Cooperative allostery and structural dynamics of streptavidin at cryogenic- and ambient-temperature
Esra Ayan, Büşra Yüksel, Ebru Destan, Fatma Betül Ertem, Günseli Yıldırım, Meryem Eren, Oleksandr Yefanov, Anton Barty, A. Tolstikova, Gihan Ketawala, Sabine Botha, E. Han Dao, Brandon Hayes, Mengning Liang, Matthew Seaberg, Mark S. Hunter, A. Batyuk, Valerio Mariani, Zhen Su, Frédéric Poitevin, Chun Hong Yoon, Christopher Kupitz, Aina E. Cohen, Tzanko Doukov, Raymond G. Sierra, Çağdaş Dağ, Hasan DeMi̇rci̇
Abstract
Multimeric protein assemblies are abundant in nature.
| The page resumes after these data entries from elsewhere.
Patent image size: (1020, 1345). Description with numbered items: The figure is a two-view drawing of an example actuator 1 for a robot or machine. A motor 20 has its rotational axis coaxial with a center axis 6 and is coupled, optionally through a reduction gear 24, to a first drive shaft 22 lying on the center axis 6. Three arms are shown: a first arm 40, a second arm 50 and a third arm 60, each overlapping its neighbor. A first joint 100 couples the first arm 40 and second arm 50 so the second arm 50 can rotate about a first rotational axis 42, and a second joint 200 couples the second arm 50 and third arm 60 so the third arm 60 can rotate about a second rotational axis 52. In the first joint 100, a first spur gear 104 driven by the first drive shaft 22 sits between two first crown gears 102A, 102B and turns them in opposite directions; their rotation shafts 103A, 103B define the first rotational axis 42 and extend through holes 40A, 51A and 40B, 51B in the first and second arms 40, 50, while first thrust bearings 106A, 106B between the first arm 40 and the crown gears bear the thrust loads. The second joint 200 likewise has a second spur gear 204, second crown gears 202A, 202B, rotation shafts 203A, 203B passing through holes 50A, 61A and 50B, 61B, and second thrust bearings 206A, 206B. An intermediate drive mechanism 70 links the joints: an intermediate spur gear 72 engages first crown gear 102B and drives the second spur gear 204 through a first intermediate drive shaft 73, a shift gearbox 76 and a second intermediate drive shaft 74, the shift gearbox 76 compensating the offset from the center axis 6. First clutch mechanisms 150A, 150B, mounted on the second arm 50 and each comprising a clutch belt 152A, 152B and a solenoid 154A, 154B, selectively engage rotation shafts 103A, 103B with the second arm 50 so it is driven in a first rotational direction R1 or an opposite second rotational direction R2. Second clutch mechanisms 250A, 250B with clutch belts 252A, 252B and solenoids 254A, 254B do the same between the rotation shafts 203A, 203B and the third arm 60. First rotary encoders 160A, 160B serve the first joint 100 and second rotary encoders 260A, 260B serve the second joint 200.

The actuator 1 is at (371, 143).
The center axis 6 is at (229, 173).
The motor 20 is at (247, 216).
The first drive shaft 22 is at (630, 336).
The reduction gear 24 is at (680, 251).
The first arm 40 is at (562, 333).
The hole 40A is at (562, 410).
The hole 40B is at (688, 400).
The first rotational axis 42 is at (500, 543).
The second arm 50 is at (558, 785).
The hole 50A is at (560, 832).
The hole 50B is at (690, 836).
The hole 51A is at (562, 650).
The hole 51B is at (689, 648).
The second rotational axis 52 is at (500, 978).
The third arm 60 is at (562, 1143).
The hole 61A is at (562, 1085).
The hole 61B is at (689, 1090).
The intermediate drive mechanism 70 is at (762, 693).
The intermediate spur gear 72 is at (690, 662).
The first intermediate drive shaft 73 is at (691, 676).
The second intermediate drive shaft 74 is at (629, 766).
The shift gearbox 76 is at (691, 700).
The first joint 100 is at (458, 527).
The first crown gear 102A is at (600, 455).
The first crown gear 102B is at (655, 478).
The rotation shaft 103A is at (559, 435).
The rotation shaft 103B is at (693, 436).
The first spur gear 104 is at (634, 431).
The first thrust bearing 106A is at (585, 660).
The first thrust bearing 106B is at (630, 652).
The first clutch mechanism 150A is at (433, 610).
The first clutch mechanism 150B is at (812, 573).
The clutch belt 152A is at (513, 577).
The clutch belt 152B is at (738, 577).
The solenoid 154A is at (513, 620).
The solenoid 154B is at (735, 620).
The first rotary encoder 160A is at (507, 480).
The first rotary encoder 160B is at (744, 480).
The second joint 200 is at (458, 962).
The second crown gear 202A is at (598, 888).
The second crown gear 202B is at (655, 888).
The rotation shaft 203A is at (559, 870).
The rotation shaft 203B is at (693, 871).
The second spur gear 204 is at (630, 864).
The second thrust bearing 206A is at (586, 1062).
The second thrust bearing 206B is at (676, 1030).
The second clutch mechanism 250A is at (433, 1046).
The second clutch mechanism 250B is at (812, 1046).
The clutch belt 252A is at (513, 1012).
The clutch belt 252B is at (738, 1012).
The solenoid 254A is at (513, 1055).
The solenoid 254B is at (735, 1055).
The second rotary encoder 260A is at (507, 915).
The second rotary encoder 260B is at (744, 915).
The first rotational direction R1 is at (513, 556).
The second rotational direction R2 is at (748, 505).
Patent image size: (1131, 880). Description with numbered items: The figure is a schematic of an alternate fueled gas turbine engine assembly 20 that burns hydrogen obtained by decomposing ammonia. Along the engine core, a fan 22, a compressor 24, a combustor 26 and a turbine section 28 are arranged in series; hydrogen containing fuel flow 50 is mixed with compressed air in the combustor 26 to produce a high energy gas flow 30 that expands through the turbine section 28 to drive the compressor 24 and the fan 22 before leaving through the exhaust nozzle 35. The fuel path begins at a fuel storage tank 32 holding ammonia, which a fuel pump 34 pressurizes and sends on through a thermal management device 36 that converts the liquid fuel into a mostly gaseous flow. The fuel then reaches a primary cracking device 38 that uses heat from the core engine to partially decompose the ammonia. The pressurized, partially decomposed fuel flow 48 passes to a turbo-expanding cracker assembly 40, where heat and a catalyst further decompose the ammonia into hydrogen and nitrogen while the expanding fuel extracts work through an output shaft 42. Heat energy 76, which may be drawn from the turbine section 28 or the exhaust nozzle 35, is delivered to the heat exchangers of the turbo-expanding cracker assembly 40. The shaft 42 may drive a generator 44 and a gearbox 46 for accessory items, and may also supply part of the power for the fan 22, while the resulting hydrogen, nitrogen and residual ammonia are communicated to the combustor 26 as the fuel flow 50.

Streptavidin is an attractive protein that provides a paradigm system to investigate the intra- and intermolecular interactions of multimeric protein complexes. Also, it offers a versatile tool for biotechnological applications. Here, we present two apo-streptavidin structures, the first one is an ambient temperature Serial Femtosecond X-ray crystal (Apo-SFX) structure at 1.7 Å resolution and the second one is a cryogenic crystal structure (Apo-Cryo) at 1.1 Å resolution. These structures are mostly in agreement with previous structural data. Combined with computational analysis, these structures provide invaluable information about structural dynamics of apo streptavidin. Collectively, these data further reveal a novel cooperative allostery of streptavidin which binds to substrate via water molecules that provide a polar interaction network and mimics the substrate biotin which displays one of the strongest affinities found in nature.